Education secretary Nicky Morgan was jeered and heckled this morning when she told a teaching union conference that the education system was better now than it was five years ago and urged the union to stop being negative about the profession.
Teachers at the NASUWT annual conference in Birmingham jeered when she said the system was now “much better” than it had been before the Conservatives came to power. And their leader suggested that the education secretary seemed to have deliberately incited the response
Teachers laughed and shouted “has the penny dropped?” when Ms Morgan noted that of 20 press releases on the union’s website, only three were positive.
“If I were a young person making decisions about my future career, and I saw some of the language coming out of NASUWT as well as some of the other unions, would I want to become a teacher?” Ms Morgan continued.
“If I read about a profession standing on the precipice of crisis would I consider a life in teaching? No, I wouldn’t.”

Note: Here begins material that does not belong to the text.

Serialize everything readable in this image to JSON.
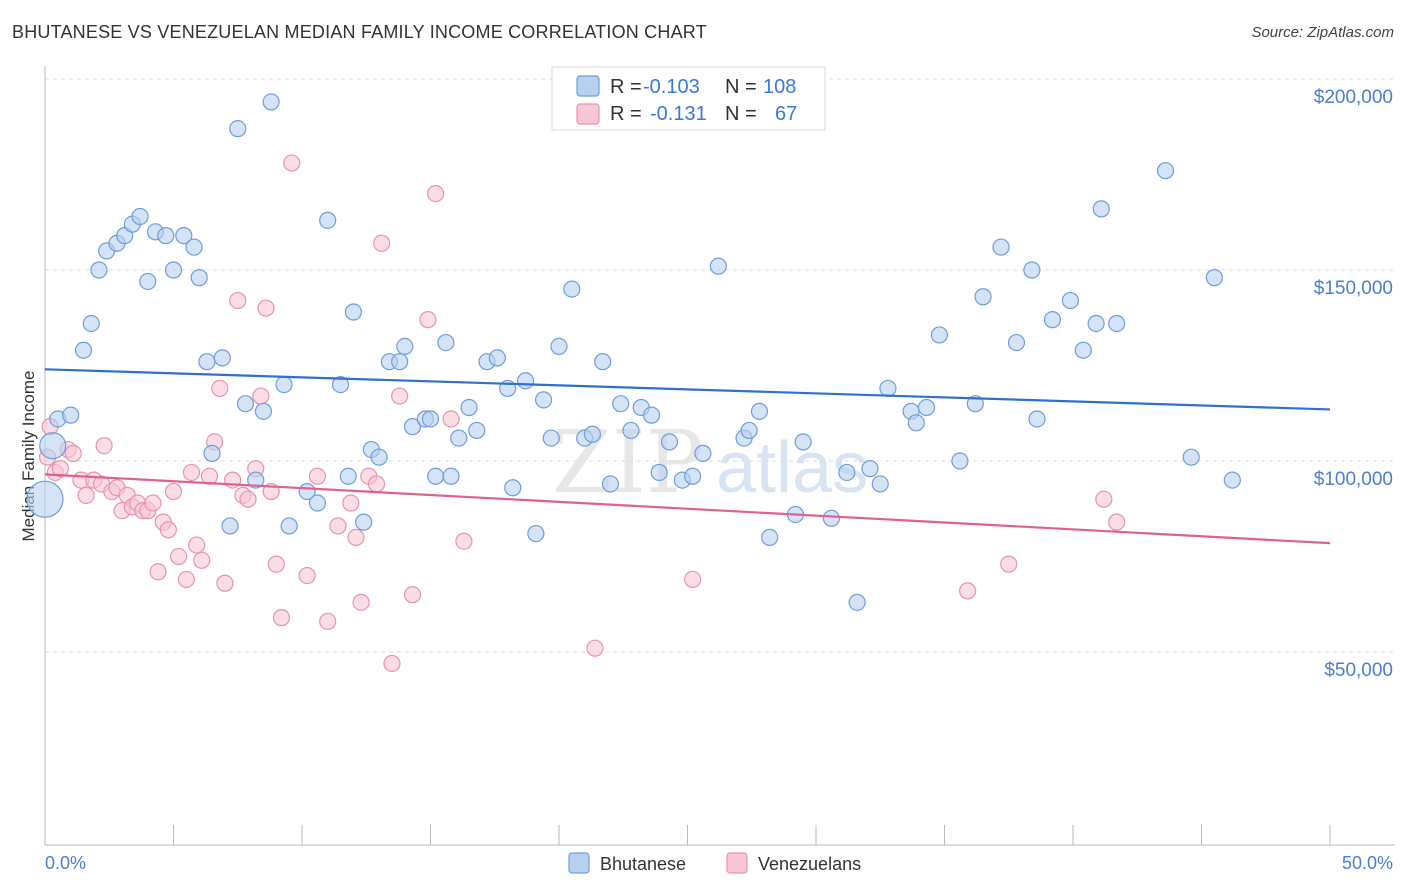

Delegates also laughed when Ms Morgan said she accepted that her government “hasn’t always got it right”.
“There is never an excuse to threaten or harass a teacher,” she said, to applause from the crowd.
After the speech NASUWT, general secretary, Chris Keates, told Ms Morgan: “I heard what you said about not turning back, but I ask you to think again and ditch that proposal to force every school to become an academy.”
Speaking to journalists later, Ms Keates, said: “Occasionally she got a bit of heckling, but I think what it appeared was that there was some deliberate intent in the speech almost to incite that, and I can’t understand why a minister who says she wants to communicate with the profession would then be delivering a speech that seemed to want to press negative buttons.”